# need a call cheater app (creates background Noise on calls) - Nokia 5130 XM



## desai_amogh (Nov 16, 2010)

Hi Guys,

I need a mobile application..  this app plays background sounds while on an ongoing call (like noise in traffic, airport, etc) to let the other person know that you are busy.

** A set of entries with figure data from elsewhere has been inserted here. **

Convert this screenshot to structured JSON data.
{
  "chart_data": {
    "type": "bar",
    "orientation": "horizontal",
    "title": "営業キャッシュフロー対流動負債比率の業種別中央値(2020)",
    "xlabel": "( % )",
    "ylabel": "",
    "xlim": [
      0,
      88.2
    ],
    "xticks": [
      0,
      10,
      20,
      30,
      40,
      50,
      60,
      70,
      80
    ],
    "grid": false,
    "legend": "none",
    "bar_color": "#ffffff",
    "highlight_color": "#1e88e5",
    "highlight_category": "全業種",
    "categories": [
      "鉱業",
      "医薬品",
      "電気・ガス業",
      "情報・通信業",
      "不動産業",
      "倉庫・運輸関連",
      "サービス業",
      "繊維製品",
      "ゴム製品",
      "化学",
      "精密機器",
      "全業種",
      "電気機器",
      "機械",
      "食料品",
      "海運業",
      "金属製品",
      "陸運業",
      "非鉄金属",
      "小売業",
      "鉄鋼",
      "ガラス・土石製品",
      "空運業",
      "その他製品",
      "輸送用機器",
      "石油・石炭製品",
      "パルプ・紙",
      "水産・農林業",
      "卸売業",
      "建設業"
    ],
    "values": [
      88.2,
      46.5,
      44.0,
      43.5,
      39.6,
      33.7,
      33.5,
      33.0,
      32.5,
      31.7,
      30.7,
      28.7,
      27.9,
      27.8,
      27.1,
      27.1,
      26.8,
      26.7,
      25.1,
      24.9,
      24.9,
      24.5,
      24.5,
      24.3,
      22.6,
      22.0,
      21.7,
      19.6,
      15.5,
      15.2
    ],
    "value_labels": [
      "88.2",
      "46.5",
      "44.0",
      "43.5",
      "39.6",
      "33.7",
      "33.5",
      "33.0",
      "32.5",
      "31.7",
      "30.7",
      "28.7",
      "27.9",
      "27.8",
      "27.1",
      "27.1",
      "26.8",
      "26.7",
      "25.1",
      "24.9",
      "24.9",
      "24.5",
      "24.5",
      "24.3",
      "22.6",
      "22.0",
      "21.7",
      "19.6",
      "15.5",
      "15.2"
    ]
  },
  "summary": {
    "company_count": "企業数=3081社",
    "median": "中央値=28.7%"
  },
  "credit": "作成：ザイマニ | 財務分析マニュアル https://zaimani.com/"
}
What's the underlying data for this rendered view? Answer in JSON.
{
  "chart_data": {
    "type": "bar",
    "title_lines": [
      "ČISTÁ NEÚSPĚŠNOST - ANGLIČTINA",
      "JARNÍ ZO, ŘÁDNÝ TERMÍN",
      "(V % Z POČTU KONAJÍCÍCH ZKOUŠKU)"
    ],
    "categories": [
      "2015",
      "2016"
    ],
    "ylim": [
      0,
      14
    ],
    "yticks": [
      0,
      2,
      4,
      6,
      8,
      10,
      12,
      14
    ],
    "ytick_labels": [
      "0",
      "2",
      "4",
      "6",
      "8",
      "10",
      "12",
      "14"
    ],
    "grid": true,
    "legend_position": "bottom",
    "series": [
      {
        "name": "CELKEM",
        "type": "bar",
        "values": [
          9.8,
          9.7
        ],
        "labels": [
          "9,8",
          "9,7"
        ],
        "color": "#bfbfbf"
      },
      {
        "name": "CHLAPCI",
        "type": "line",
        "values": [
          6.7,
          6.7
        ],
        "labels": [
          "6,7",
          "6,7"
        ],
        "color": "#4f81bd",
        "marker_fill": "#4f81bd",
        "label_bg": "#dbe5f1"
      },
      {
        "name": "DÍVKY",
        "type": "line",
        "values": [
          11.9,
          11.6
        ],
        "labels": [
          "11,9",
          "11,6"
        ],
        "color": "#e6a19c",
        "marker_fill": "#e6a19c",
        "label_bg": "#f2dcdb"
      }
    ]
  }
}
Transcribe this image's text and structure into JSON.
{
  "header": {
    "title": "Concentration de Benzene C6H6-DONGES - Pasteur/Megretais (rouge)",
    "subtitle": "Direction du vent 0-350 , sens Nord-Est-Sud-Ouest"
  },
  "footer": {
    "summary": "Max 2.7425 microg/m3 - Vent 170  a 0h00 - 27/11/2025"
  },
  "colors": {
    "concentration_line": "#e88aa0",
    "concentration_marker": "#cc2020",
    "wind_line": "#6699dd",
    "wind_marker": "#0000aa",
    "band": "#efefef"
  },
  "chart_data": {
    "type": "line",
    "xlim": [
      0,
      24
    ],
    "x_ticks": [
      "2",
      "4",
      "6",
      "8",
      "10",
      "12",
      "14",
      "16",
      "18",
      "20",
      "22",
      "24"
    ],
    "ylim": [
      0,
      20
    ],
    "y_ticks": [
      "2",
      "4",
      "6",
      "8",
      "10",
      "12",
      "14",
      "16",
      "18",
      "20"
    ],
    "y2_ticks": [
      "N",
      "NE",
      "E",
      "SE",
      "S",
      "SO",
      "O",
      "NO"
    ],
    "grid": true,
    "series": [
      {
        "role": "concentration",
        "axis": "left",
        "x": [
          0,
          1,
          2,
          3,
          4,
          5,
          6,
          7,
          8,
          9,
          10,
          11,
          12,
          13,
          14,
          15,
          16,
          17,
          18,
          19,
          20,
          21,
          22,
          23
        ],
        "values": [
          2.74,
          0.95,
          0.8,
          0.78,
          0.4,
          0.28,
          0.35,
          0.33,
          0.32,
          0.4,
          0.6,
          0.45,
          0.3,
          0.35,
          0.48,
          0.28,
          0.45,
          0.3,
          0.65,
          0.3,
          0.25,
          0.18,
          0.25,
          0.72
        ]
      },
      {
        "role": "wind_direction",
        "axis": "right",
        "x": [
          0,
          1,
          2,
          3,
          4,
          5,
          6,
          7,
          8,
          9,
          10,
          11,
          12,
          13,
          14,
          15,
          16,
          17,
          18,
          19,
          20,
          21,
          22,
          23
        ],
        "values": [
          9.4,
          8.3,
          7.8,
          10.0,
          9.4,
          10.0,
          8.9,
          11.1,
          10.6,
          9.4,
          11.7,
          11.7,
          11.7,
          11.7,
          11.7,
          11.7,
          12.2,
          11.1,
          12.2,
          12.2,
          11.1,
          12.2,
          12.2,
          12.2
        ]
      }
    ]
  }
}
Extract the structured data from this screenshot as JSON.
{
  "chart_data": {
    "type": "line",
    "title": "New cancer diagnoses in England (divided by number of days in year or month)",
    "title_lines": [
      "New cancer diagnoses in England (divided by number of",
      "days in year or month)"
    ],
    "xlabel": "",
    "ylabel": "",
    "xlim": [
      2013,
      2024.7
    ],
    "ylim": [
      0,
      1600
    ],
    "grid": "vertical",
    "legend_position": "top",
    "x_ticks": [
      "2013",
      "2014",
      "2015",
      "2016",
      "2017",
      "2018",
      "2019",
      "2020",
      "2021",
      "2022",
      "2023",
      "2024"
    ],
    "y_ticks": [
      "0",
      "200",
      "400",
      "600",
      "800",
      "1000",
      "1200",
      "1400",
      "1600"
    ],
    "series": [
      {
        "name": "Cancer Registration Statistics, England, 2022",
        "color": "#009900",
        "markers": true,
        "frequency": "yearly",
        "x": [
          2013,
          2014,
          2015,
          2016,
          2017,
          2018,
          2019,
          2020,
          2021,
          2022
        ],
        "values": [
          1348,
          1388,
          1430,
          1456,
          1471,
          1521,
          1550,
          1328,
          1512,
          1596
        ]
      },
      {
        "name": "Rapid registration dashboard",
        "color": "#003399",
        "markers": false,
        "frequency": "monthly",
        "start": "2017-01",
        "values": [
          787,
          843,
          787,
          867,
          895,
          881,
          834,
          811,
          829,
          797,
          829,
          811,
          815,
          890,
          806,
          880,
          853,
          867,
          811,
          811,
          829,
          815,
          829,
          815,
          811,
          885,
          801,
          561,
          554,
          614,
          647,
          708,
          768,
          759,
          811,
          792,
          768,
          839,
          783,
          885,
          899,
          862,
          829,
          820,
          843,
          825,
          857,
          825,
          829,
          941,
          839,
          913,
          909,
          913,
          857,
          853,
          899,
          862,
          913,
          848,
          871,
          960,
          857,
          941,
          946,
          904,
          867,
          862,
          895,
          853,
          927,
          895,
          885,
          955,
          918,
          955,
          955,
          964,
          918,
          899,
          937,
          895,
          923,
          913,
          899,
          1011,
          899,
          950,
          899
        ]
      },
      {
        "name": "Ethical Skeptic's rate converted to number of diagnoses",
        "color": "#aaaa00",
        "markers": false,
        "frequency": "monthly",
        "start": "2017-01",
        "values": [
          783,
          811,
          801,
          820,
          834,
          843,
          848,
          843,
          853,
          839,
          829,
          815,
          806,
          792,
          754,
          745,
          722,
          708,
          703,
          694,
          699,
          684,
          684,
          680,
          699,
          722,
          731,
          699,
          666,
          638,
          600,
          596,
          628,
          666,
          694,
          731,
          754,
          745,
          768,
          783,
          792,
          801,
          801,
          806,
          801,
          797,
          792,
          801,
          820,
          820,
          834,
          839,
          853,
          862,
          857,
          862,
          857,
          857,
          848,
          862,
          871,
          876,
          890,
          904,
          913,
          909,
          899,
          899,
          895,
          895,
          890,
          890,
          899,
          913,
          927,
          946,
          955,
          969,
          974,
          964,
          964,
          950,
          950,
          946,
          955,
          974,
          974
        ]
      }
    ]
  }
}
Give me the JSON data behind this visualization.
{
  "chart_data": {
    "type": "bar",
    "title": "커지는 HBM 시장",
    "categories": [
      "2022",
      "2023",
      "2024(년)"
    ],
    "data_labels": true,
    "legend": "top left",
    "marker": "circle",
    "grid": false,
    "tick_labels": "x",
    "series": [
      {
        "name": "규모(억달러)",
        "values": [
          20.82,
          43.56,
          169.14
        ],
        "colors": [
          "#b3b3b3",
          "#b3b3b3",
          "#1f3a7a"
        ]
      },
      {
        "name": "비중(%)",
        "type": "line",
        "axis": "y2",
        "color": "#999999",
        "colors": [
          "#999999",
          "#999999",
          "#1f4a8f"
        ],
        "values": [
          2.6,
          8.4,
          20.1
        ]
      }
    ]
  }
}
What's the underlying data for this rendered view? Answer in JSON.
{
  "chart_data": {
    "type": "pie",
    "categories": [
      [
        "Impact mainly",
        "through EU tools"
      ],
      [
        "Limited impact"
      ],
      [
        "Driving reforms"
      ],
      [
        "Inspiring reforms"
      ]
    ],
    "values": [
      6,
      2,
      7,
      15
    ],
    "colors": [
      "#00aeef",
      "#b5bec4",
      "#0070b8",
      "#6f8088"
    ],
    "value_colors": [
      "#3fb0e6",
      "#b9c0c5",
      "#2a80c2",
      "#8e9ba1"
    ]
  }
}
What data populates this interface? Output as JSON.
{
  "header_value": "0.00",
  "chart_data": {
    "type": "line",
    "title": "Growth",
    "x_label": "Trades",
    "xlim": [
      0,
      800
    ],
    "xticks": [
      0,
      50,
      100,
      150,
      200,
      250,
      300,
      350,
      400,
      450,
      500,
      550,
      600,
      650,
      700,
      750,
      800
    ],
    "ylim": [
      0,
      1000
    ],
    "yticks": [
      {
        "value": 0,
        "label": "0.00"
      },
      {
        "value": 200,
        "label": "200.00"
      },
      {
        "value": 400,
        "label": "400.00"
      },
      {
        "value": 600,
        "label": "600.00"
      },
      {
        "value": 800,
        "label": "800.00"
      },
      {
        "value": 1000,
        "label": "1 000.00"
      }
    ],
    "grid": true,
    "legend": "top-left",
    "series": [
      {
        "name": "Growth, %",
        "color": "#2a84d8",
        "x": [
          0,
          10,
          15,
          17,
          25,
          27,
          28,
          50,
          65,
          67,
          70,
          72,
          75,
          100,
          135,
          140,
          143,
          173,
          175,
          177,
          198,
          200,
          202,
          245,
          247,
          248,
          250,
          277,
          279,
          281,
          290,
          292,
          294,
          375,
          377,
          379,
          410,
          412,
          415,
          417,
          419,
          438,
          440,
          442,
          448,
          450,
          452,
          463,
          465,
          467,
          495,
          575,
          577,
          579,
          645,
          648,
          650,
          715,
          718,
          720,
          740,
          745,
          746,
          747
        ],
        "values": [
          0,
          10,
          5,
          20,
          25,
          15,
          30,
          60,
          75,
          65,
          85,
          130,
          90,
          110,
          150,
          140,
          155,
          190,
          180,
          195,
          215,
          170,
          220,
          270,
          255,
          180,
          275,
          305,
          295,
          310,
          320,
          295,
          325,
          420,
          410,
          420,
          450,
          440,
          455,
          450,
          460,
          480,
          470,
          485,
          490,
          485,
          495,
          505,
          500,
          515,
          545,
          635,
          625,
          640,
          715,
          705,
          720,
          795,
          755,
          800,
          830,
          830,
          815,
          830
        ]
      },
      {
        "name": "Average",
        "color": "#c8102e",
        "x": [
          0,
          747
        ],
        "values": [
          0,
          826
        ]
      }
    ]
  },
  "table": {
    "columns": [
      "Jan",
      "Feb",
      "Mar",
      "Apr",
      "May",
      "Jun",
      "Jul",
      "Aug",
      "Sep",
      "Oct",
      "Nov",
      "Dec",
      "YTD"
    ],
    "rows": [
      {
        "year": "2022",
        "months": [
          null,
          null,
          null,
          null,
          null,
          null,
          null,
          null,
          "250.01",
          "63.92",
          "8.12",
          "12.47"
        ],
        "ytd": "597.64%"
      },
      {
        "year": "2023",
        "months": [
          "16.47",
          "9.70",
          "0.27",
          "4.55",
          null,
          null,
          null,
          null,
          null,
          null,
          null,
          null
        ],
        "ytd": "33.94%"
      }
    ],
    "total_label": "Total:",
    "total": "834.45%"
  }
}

There is one available for series 60 phone and i am not able to find anything for my Nokia 5130 XM, is a Series 40 phone.

Kindly help.


----------



## Lucky_star (Nov 16, 2010)

Series 40 supports only java apps unlike S60. So, there are no such apps available.


----------



## desai_amogh (Nov 16, 2010)

arent there any Java apps which serve this purpose ?


----------



## tejaslok (Nov 16, 2010)

Thereis one app for that but when its executed it shows error cos in s40 series phone u cant send application to back ground or minimize it  it happened to me in nokia 5130 xm


----------



## PraKs (Nov 16, 2010)

desai_amogh said:


> Hi Guys,
> 
> I need an application to fool my boss/gf/parents... etc.. this app plays background sounds while on an ongoing call (like noise in traffic, airport, etc) to fool the other person that you are busy.
> 
> ...



Can you give link for series 60 phone app ?


----------



## tejaslok (Nov 17, 2010)

head to some sites like mobiles9, getjar u might get it there !


----------



## desai_amogh (Nov 17, 2010)

PraKs said:


> Can you give link for series 60 phone app ?



Here    



> Thereis one app for that but when its executed it shows error cos in s40 series phone u cant send application to back ground or minimize it it happened to me in nokia 5130 xm



Can u give a link for this ?


----------



## Samantha (Mar 24, 2011)

There is a new one on the Android Market. Type in Call Cheater.  Its by Nex Corp. Good luck


----------



## ranjeetkhudal (May 18, 2011)

Sir I am in dire need of call cheater for samsung Mobile B5722. May I get the software?

Sir I am in need of call cheater for samsung mobile B 5722. May I get it?


----------